- references
    - https://pytorch.org/tutorials/intermediate/dist_tuto.html
    - https://mlbench.github.io/2020/09/08/communication-backend-comparison/

In [2]:
from IPython.display import Image

In [1]:
import torch.distributed as dist
import torch.multiprocessing as mp

## `dist.init_process_group`

```
def init_process(rank, size, backend='nccl'):
    """ Initialize the distributed environment. """
    os.environ['MASTER_ADDR'] = '127.0.0.1'
    os.environ['MASTER_PORT'] = '29500'
    dist.init_process_group(backend, rank=rank, world_size=size)
```

- 分布式进程组（distributed progress group）
    - 主节点：master node；localhost 就是本机；
    - MASTER_ADDR/MASTER_PORT: 设置主节点的地址及端口号，主要用于分布式的管理；
    - 哪怕是单机（单节点）多卡，也是需要显示地设置；每个进程（process）如何找到主节点；
- 单机双卡，2个进程（Processes），每个进程都会调用 init_process 来初始化分布式环境；

- 进程间通信的后端：communication backend
    - NCCL: NVIDIA Collective Communication Library 
    - Gloo
    - MPI


| Backend |                    Comm.
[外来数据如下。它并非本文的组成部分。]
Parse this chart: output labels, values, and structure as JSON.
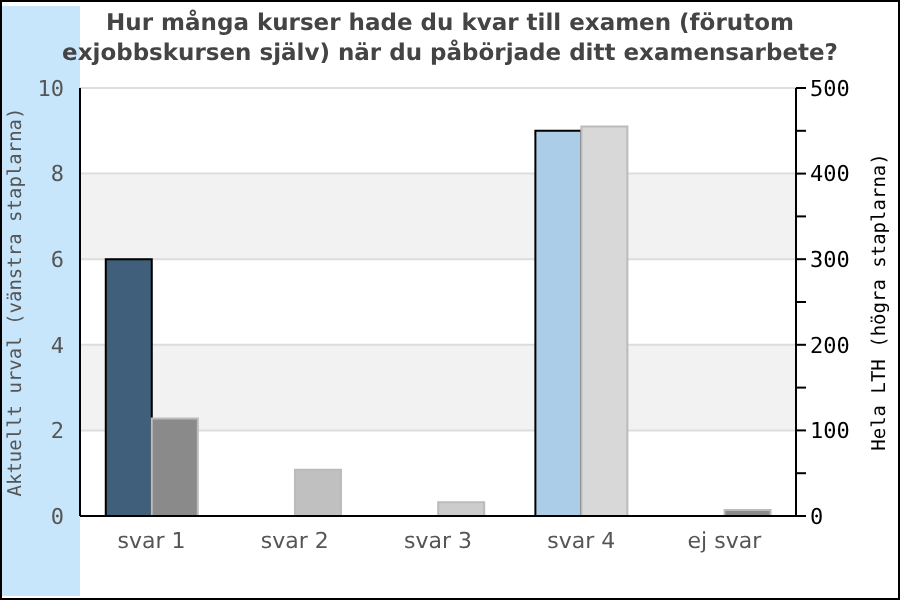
{
  "chart_data": {
    "type": "bar",
    "title": "Hur många kurser hade du kvar till examen (förutom exjobbskursen själv) när du påbörjade ditt examensarbete?",
    "ylabel": "Aktuellt urval (vänstra staplarna)",
    "y2label": "Hela LTH (högra staplarna)",
    "categories": [
      "svar 1",
      "svar 2",
      "svar 3",
      "svar 4",
      "ej svar"
    ],
    "series": [
      {
        "colors": [
          "#3f5f7a",
          "#3f5f7a",
          "#3f5f7a",
          "#abcde8",
          "#3f5f7a"
        ],
        "values": [
          6,
          0,
          0,
          9,
          0
        ]
      },
      {
        "axis": "y2",
        "colors": [
          "#8a8a8a",
          "#c0c0c0",
          "#cccccc",
          "#d8d8d8",
          "#8a8a8a"
        ],
        "values": [
          114,
          54,
          16,
          455,
          7
        ]
      }
    ],
    "ylim": [
      0,
      10
    ],
    "yticks": [
      0,
      2,
      4,
      6,
      8,
      10
    ],
    "y2lim": [
      0,
      500
    ],
    "y2ticks": [
      0,
      {
        "value": 50,
        "label": null
      },
      100,
      {
        "value": 150,
        "label": null
      },
      200,
      {
        "value": 250,
        "label": null
      },
      300,
      {
        "value": 350,
        "label": null
      },
      400,
      {
        "value": 450,
        "label": null
      },
      500
    ],
    "grid": "y"
  }
}
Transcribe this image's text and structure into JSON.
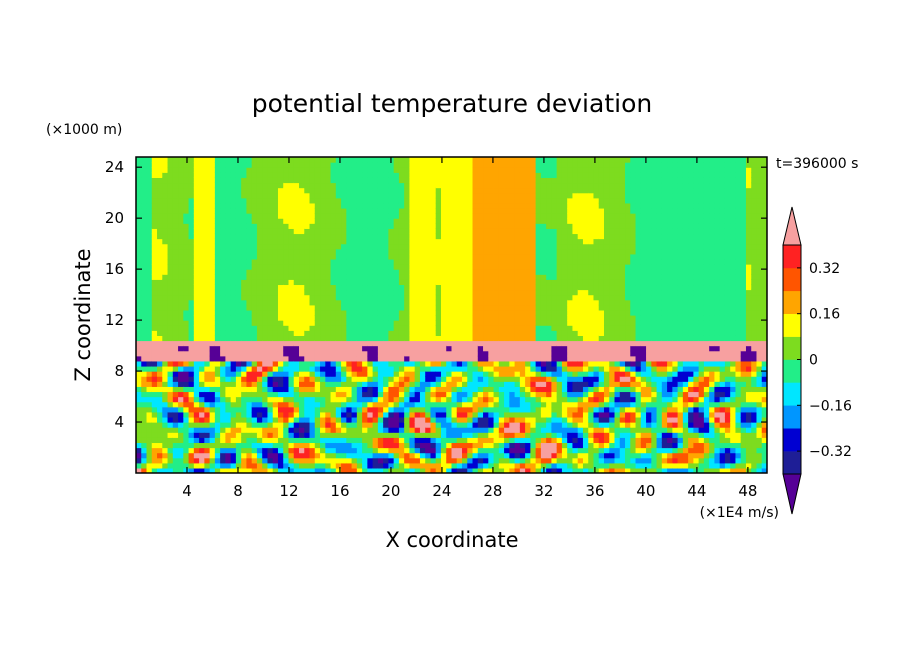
{
  "chart_data": {
    "type": "heatmap",
    "title": "potential temperature deviation",
    "xlabel": "X coordinate",
    "ylabel": "Z coordinate",
    "x_unit": "(×1E4 m/s)",
    "y_unit": "(×1000 m)",
    "time_label": "t=396000 s",
    "x_ticks": [
      4,
      8,
      12,
      16,
      20,
      24,
      28,
      32,
      36,
      40,
      44,
      48
    ],
    "y_ticks": [
      4,
      8,
      12,
      16,
      20,
      24
    ],
    "xlim": [
      0,
      49.5
    ],
    "ylim": [
      0,
      24.8
    ],
    "colorbar": {
      "levels": [
        -0.4,
        -0.32,
        -0.24,
        -0.16,
        -0.08,
        0,
        0.08,
        0.16,
        0.24,
        0.32,
        0.4
      ],
      "tick_labels": [
        "0.32",
        "0.16",
        "0",
        "−0.16",
        "−0.32"
      ],
      "tick_values": [
        0.32,
        0.16,
        0,
        -0.16,
        -0.32
      ],
      "colors": [
        "#560096",
        "#1e1e96",
        "#0000d2",
        "#0096ff",
        "#00e6ff",
        "#22ee88",
        "#7ddc1f",
        "#ffff00",
        "#ffa500",
        "#ff5500",
        "#ff2222",
        "#f7a0a0"
      ],
      "under_color": "#560096",
      "over_color": "#f7a0a0"
    },
    "regions": {
      "tropopause_band_z": [
        8.8,
        10.6
      ],
      "upper_layer_description": "smooth large-scale bands, mostly 0 to 0.08 with warm columns near x=28-32 and cool columns near x=36-48",
      "lower_layer_description": "turbulent convective structures spanning -0.4 to 0.4"
    }
  }
}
Functions                    | Optimized for | Float32 | Float16 |
|:-------:|:-----------------------------------------------------:|:-------------:|:-------:|:-------:|
| MPI     | All                                                   | CPU, GPU      | Yes     | No      |
| GLOO    | All (on CPU), broadcast & all-reduce (on GPU)         | CPU           | Yes     | Yes     |
| NCCL    | broadcast, all reduce, reduce and all gather (on GPU) | GPU only      | Yes     | Yes     |


PyTorch (built from source) comes with `NCCL and GLOO pre-installed`, so it can be more convenient for a user to use one of those two. Otherwise, MPI needs to be compiled and installed on the machine.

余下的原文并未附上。